Published on 12:00 AM, May 19, 2018

Tangents

Strange Summer

Jarul flowers at Shatchori. Photo: Ihtisham Kabir

Winter and spring comprise our best birding season. Shatchori National Park in Habiganj is no exception to this rule, yet I am here on a summer's morning. I do not expect the avian bounty of winter, but I still hope to see a few birds. And I want to see the forest in summertime.

Birds might be gone, but the forest is very much alive. After I enter the park, I hear sounds of many insects interspersed with numerous bird calls. Butterflies are out in full regalia. They flutter right and left and distract me from birds. Nonetheless, some are magnificent. I chase a few, but they are constantly moving and the ones that sit still usually have tattered wings. Butterflies have short lives, and at the end of a few weeks their wings start coming apart.

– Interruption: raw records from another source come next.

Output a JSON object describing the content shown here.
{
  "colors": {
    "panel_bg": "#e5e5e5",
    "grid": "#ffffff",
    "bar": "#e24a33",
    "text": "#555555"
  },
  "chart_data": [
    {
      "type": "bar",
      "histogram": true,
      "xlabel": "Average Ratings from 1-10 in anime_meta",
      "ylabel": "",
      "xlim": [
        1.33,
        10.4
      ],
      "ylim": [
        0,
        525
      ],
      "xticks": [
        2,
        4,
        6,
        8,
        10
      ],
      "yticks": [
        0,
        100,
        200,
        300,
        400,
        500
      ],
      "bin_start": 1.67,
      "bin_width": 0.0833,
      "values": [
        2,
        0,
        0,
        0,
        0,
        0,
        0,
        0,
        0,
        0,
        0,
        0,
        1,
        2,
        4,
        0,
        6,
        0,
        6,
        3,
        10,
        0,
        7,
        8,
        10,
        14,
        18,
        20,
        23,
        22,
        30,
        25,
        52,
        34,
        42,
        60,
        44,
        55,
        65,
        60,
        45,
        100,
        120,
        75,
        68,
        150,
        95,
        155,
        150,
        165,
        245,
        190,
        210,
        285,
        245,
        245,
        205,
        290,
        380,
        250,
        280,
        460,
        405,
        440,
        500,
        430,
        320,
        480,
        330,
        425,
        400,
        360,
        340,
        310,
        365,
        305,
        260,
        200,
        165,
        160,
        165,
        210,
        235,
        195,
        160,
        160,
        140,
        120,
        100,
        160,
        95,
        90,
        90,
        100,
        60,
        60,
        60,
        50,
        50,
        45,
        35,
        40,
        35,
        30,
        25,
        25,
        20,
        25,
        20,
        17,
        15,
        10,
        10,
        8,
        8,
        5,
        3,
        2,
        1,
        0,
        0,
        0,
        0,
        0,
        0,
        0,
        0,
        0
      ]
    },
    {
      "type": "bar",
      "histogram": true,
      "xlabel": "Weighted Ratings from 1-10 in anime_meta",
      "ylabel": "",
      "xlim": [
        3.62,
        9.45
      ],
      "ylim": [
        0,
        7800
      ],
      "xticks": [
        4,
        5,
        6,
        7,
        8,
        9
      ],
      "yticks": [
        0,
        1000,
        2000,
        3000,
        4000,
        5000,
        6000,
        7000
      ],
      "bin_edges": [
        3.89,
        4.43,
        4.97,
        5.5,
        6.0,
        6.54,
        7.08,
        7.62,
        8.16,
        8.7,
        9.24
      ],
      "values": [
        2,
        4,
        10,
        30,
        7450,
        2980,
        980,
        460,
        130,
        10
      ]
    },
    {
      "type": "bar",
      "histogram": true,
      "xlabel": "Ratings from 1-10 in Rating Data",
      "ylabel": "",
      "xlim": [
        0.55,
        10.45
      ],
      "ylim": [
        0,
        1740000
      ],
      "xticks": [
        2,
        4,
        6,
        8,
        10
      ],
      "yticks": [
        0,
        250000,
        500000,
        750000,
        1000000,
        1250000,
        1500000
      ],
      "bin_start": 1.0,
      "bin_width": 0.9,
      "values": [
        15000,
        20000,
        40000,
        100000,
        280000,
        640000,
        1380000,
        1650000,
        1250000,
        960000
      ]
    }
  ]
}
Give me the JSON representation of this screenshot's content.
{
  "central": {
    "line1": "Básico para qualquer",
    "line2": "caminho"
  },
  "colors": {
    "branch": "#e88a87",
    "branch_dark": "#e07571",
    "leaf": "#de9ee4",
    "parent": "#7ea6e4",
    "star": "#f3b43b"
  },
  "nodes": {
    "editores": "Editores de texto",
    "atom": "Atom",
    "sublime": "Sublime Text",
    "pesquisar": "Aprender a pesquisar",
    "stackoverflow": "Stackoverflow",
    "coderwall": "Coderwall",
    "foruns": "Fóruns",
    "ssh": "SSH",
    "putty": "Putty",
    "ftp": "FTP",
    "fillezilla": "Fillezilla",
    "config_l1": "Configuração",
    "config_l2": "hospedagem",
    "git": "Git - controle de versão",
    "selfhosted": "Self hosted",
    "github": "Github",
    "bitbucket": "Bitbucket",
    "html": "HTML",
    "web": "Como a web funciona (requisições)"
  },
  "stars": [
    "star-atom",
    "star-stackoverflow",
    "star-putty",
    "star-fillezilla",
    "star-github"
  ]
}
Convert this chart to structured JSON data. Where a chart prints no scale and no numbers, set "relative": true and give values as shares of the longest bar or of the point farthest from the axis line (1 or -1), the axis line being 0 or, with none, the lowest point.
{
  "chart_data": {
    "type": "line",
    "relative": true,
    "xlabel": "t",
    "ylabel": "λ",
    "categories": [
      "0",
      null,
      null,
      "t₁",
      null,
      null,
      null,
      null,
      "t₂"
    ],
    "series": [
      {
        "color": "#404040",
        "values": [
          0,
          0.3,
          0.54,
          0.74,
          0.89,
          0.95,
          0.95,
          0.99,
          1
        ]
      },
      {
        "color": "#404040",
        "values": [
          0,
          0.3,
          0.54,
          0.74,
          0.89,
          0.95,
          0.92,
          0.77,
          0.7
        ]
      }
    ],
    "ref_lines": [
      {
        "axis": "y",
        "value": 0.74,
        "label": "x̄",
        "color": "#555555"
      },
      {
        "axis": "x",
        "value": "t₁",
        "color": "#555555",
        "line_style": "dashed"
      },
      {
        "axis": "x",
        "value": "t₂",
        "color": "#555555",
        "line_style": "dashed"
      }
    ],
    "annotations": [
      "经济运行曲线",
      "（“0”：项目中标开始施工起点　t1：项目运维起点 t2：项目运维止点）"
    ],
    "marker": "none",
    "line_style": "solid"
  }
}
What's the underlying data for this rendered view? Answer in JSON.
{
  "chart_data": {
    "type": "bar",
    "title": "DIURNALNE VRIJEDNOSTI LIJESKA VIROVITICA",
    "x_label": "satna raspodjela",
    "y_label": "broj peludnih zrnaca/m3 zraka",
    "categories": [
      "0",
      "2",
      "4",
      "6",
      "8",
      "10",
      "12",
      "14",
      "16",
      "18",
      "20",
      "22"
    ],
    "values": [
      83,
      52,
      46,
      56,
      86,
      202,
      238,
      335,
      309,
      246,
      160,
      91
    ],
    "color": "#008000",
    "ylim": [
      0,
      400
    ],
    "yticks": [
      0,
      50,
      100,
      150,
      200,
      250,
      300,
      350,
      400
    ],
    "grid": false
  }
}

I make my way to the watchtower. Most of spring's flowers are gone, but along the way I see tiny orange-coloured inedible fruits, called micromellum, which are the smallest of the seventy-eight citrus species that grow in Sylhet region. Further up the trail, a vine has bloomed with white flowers. A crimson sunbird, looking like it dipped in red paint, flits from flower to flower eating the nectar.

From the top of the watchtower I see a large assembly of jarul flower in the distance. If you take a close look at just one, jarul is not particularly beautiful or elegant. But an entire jarul tree in bloom can be breathtaking. The watchtower affords such a view.

Looking toward the horizon from high above, I am struck by the variety of the green that envelopes the forest. I was actually expecting a parched, dry forest in the peak of summer. Instead, there is dark and light green; reddish, yellowish and bluish green; dull and lively green; sparse and dense green. The premature, heavy rainfall has allowed the trees to essentially skip summer's dryness. They went straight from spring's colour show to monsoon's verdant riches. Nice, but it also feels strange.

Not too many birds are around, but when I am waiting at the top, a loud chik-chik call starts up nearby. I squint for a few seconds looking for it before I see it, a small speck shooting from left to right, about twenty feet from me. It perches and I point my binoculars at it. It is a pale-billed flowerpecker, at three inches the smallest bird in Bangladesh, half the size of a chorui – a drab bird, mostly grey. Its boisterous chik-chik makes up for its size, and presently its mate joins and they zip away chasing each other.

To the north of the tower, past the butterfly garden, among many magnificent trees stands a tall chapalish, a native of the Sylhet hills. Hundreds of fruits dangle from this tree: the edible cham kathal, coloured and structured like a small jackfruit but sour. This morning a pair of gorgeous orange-breasted green pigeons fly in from far away and land on the tree. They move from branch to branch checking the fruits before deciding to launch into another long flight. Perhaps the fruits are not ripe enough.

The sky which has looked ominous all morning now darkens with a real threat of rain. I descend the stairs and hasten back to my car. I have enjoyed the forest's beauty, but I can't help feeling uneasy how this summer is turning out.